Quote from: Mate on December 20, 2020, 22:45:08
QuoteImagine that instead of having AVX512 units inside your generic high performance cores, you'd have a core specifically designed for SIMD which could go even wider than 512. Yes, it's the iGPU
Actually GPU is also coprocessor, same thing with sound card on mother board
I think Mate is a bit confused on this. x86 does have certain properties which complicate implementation. And because of backward compatibility, they can't get rid of them.
I was trying to say exactly this. x86 decoders are a lot more complex and now you want to add additional tasks on them too.
Have you guys never heard of the "fusion" initiative by AMD, something that started after they purchased ATI?
They found that shoving things onto their own coprocessor, in this case an iGPU to handle FP tasks, was a really bad idea for most things.
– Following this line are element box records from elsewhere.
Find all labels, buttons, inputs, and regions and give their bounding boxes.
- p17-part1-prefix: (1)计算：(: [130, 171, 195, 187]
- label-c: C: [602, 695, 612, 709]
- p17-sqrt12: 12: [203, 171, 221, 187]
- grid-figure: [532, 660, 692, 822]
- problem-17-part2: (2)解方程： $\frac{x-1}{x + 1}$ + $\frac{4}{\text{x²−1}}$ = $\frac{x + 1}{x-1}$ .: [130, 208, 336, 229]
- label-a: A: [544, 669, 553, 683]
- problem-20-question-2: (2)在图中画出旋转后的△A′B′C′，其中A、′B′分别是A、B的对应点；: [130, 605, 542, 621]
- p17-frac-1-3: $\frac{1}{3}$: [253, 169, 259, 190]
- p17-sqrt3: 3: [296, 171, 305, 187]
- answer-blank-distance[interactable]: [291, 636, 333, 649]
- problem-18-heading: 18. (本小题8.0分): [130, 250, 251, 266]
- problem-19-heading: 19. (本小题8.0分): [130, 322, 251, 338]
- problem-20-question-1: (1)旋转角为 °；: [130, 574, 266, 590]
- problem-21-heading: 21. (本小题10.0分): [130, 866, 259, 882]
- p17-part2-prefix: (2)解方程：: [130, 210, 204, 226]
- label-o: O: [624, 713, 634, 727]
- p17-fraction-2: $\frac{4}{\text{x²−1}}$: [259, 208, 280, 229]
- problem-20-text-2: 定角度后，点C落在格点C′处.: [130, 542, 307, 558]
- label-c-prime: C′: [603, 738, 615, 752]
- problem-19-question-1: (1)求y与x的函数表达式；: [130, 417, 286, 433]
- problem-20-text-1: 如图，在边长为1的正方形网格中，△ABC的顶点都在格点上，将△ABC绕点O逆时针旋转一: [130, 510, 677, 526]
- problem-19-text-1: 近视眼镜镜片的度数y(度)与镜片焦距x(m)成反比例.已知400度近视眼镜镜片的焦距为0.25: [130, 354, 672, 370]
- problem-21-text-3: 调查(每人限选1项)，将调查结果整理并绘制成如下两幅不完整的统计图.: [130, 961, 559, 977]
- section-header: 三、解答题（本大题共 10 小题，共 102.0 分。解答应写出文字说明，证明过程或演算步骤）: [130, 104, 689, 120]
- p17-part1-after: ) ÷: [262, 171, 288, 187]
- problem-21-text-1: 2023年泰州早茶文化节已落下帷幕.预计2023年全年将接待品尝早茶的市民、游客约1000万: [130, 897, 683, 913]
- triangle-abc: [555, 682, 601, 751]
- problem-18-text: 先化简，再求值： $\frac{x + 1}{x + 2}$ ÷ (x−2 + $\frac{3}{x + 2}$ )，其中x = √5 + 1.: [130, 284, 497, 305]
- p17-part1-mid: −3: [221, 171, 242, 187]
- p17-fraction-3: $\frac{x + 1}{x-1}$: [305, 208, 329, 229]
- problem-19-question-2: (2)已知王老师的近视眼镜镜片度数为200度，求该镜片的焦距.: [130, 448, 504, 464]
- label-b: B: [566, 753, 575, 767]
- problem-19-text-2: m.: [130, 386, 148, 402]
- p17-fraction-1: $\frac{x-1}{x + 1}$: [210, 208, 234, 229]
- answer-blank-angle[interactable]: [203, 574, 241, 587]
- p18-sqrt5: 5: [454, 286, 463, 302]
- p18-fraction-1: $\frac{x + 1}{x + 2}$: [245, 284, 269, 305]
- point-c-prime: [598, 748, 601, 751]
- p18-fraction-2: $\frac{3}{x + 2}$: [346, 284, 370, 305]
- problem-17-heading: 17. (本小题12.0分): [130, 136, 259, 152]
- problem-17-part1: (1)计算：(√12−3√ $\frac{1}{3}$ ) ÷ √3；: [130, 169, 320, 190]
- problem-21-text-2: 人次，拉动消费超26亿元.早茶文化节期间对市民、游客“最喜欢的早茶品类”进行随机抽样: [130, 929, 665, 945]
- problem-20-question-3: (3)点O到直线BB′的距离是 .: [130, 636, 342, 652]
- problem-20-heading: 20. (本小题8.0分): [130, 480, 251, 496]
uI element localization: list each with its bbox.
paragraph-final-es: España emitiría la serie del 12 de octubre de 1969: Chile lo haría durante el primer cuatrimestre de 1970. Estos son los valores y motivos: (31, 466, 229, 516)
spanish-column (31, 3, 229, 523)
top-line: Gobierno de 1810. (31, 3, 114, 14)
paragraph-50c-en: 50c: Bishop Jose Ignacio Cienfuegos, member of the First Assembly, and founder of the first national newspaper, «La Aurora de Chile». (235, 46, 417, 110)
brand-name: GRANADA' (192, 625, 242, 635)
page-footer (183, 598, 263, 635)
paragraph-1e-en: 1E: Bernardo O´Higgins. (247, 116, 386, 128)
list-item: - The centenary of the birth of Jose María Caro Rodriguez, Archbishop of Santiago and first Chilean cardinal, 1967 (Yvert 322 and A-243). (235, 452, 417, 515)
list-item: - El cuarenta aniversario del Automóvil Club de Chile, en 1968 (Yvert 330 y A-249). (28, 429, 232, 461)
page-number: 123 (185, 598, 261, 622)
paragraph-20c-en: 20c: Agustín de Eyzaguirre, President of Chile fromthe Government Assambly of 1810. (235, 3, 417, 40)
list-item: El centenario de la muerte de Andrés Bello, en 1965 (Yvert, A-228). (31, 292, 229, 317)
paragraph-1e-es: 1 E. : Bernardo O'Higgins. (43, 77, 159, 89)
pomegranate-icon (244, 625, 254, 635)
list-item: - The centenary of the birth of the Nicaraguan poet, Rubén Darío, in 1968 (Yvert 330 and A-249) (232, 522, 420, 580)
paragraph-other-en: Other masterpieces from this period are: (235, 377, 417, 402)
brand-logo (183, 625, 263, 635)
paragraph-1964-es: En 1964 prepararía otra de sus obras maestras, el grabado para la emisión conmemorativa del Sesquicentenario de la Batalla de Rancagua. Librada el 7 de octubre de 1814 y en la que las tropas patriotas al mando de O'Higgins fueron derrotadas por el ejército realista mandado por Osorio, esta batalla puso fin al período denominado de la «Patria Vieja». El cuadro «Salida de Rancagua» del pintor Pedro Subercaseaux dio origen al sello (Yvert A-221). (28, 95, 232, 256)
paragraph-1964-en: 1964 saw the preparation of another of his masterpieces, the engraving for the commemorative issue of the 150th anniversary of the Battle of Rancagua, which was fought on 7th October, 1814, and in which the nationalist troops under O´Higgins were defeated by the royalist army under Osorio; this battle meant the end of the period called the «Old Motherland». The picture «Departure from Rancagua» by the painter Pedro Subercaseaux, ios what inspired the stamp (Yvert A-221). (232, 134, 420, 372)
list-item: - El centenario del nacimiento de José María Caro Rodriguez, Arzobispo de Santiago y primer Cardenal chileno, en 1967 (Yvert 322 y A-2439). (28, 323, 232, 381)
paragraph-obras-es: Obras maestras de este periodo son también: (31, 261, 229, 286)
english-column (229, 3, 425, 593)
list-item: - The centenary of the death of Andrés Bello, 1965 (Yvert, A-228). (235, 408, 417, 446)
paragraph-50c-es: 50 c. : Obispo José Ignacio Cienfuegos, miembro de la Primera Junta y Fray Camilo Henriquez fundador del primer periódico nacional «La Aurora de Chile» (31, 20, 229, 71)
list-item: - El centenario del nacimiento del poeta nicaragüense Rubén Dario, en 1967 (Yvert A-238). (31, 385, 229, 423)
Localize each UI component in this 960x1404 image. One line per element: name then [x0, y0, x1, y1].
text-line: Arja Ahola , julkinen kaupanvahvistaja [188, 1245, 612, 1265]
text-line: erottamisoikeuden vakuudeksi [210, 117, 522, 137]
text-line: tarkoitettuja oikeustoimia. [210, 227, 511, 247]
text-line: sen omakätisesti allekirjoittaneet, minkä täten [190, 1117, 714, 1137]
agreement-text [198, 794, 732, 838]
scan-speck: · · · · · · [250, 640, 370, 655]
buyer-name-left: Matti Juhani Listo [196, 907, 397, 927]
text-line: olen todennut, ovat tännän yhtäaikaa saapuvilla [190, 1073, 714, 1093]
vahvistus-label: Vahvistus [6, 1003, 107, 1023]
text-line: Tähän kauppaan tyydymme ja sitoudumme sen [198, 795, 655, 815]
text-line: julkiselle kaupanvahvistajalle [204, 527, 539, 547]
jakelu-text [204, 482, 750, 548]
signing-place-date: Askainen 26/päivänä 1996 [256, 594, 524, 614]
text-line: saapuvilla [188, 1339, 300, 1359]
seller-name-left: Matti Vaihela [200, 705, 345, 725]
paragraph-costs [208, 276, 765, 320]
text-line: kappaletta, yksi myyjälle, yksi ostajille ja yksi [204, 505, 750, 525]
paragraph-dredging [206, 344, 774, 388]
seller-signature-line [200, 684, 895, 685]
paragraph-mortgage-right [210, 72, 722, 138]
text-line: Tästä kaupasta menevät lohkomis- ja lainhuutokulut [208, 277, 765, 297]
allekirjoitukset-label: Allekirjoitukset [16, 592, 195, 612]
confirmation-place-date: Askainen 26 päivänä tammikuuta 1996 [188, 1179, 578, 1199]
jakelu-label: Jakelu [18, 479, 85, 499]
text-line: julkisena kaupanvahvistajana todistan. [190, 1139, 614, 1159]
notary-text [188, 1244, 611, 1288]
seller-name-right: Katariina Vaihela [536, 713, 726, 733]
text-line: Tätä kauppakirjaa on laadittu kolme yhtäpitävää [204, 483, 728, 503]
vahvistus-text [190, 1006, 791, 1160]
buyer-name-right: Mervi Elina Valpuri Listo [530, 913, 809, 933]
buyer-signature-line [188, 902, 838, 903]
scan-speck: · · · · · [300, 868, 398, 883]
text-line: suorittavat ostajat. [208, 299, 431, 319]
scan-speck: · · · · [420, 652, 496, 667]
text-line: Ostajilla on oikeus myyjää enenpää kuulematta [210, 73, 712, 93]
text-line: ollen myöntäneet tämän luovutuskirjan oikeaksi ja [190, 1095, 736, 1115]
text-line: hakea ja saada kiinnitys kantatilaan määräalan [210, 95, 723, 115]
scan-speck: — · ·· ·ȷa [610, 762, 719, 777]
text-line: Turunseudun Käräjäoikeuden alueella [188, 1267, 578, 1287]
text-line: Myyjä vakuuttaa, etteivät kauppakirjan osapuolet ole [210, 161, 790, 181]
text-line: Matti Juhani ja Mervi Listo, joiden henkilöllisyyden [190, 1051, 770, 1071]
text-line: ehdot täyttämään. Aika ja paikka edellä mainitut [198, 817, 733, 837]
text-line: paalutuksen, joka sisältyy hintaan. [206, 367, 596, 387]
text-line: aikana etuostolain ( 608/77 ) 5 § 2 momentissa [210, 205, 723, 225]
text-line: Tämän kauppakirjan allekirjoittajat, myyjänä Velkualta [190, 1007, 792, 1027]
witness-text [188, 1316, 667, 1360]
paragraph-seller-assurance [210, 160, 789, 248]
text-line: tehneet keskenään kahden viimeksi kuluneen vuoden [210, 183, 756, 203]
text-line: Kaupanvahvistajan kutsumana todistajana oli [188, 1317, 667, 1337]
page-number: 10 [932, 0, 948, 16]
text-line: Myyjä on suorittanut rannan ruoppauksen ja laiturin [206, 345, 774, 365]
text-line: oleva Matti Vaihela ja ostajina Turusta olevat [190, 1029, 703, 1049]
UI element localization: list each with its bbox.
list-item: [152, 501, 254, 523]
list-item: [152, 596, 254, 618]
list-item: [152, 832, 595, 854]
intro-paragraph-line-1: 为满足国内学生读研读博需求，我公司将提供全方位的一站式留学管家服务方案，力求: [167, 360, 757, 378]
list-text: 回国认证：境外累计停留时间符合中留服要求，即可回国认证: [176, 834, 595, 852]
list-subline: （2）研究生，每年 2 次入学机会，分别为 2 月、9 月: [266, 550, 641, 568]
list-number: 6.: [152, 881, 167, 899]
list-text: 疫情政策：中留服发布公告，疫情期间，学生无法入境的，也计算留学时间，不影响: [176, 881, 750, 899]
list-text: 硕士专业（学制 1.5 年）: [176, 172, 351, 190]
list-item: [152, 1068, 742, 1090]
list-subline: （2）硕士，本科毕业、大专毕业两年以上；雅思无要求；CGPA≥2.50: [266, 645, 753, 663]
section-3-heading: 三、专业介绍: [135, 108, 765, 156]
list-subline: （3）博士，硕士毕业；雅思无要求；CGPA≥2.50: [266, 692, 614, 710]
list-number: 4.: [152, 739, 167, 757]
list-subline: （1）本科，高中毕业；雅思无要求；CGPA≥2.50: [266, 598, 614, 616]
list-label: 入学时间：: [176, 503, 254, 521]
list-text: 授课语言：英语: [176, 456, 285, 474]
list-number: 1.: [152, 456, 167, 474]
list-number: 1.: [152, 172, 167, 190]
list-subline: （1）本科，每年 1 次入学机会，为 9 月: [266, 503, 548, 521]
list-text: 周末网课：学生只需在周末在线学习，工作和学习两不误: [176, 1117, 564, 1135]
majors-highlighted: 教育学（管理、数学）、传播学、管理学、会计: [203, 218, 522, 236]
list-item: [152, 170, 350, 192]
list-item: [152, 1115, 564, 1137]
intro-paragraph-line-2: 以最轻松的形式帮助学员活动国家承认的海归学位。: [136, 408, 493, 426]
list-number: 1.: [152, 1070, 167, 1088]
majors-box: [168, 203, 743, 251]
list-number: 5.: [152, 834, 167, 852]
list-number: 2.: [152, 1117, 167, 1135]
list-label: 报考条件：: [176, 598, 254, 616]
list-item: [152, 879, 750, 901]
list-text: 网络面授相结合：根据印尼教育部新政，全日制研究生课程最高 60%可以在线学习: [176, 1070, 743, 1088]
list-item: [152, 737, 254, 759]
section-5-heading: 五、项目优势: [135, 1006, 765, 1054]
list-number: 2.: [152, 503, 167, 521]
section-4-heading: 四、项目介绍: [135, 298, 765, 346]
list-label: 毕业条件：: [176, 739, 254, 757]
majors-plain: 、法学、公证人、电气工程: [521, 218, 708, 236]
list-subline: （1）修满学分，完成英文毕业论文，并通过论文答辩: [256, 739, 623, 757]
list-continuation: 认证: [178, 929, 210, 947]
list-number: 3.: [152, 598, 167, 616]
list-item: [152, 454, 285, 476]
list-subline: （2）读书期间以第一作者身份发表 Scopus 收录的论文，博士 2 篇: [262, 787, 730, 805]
Not only do you have massive instruction latency, you also have a massive power hog in moving the data off core into the accelerator. Then you have the issue of getting devs to actually use your special instructions, not easy, and then making sure to support those instructions for more or less every product you make with that capability(don't want someone to buy an upgrade to a part to get better AI perf and then them finding out you changed the instruction so their software no longer works).
And no, ARM is not immune to that last problem. ARM instructions go a very, very long time before being depreciated, ARMv8 shares a lot of instructions in common with even ARMv5.
And, again, it isn't really that hard to do in the first place, both AMD and Intel have done and will continue to do it for things like AI and video decode/encode, it just takes dev support; something harder to acquire than gold out of a duck's a**.
Quote
I'm certain it was one of key factors of CISC success in 80s when RAM was very small. Now it doesnt make almost any impact. Code occupying 2x more space in memory? No problem at all when simple GUI takes a lot more.
Registers and instruction caches are still really small dude. That's what the variable length is for. The 4800U actually has a smaller instruction cache than the athlon XPs did, half the size in fact.
The M1, meanwhile, has an absolutely humongous 192kb L1 instruction cache, this compared to Zen3's 32kb L1 instruction cache. And this cache is power hungry too, most of the power a CPU takes can be divided into three parts:
FP Units(now the biggest factor)
Cache(second biggest factor)
Front End(this includes decode, though that's very rapidly ceased to be a major component in things, partially thanks to decoder width staying very static over time, the Core architecture only lacked 1 decoder compared to Skylake, ditto K8 compared to Zen3)
The more cache you have, the more power hungry your part will be by default, regardless of anything else. It is unbelievably hard to clock gate cache, and the more you have the harder it becomes.
This is why x86-64 and even Itanium/Intel64 stuck with variable length instructions. Them being CISC just means variable length actually nets them a bit of decoding ease on top.
QuoteAgree - this is huge problem. x86 processors needs to run even code prepared for 286.... on the other hand ARM have only 32/64 switch, not compatibility with 16/32/64 and dozens of instruction sets extensions.
Modern x86 CPUs do not have native compatibility for 16 bit code, it's all emulated. That's why the x87 instruction set is so god damn slow on them. It's very similar to ARM in that way, older ISAs just get emulated and depreciated.